プロ野球の観客動員は昨年、平均で3万人を超えた。ぎっしりとお客が詰まった中で観戦するのが当たり前だった。私のようにスコアブックを拡げて観戦する人間は、隣の人に触れないように気を使い、肩身の狭い思いをしていたが、今年はそういうことが一切なくなった。
昭和のパ・リーグの試合のように、隣の席にモノを置いてゆったり見ることができるのだ。不謹慎ながら「こりゃいい」と思わざるを得なかった。
ただし、指定の席以外で観戦していると係員が「チケットを見せてください」と言いに来る。そのあたりは厳密に管理されているのだ。
スタジアム内では観客は飲食の際を除いて、マスクを着用しなければならない。試合中に何回か、警備員が客席の一番前に降りて観客席を見渡し、マスクを着けていない人がいると注意をした。飛行機の客席と違って抵抗する人はいないが、実にモノモノしかった。
ビールの売り子はフェイスシールドを
ビールや食べ物は販売しているし、ビールの売り子も観客席を回っている。しかし雰囲気は以前とは異なっている。
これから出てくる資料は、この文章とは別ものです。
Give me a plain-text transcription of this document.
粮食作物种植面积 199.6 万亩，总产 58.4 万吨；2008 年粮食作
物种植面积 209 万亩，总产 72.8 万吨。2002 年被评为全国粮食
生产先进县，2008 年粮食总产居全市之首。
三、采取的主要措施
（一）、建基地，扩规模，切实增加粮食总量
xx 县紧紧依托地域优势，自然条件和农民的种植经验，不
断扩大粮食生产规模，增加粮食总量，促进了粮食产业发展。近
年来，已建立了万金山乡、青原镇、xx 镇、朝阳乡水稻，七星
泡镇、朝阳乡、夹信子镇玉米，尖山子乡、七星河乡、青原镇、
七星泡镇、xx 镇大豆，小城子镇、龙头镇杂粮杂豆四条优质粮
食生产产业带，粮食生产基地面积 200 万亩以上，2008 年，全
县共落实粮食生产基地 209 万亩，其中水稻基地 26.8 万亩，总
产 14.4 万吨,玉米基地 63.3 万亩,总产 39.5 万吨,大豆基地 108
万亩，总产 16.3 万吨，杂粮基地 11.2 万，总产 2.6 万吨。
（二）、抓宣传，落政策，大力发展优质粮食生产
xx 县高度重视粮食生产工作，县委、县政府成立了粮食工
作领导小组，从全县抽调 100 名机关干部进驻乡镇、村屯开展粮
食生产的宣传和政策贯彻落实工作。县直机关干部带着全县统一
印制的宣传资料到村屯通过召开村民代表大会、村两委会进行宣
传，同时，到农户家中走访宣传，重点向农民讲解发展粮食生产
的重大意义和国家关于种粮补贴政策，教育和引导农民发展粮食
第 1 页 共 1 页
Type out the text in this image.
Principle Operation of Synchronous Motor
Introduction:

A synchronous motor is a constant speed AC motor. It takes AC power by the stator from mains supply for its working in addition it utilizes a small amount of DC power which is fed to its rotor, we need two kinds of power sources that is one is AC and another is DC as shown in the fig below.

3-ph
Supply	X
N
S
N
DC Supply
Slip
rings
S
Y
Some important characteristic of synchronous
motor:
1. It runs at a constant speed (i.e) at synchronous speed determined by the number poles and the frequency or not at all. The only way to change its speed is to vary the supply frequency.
筆者はプロ野球のビールの売り子の取材をしたことがある。
彼女たちはお客の小さな反応を見逃さない。絶妙のタイミングで手を上げ、声をかける。少々遠くてもお客の手が上がったら駆け付けて1杯のビールを売る。その短い交流から「お得意さん」も生まれる。
営業マンの鑑のような働きぶりなのだが、今の彼女たちは声を上げることはない。フェイスシールドをして黙って客席の間を回っている。なおビールの販売は7回裏までになっている。
ビールを飲んで気が大きくなったのか、マスクを外して大声で話し出すお客が散見された。ベンチ近くのお客の中には、係員に注意されている人もいた。なお筆者は球場で飲むビールが人生最高の一杯だと思っているが、今は「一杯だけ」と自重している。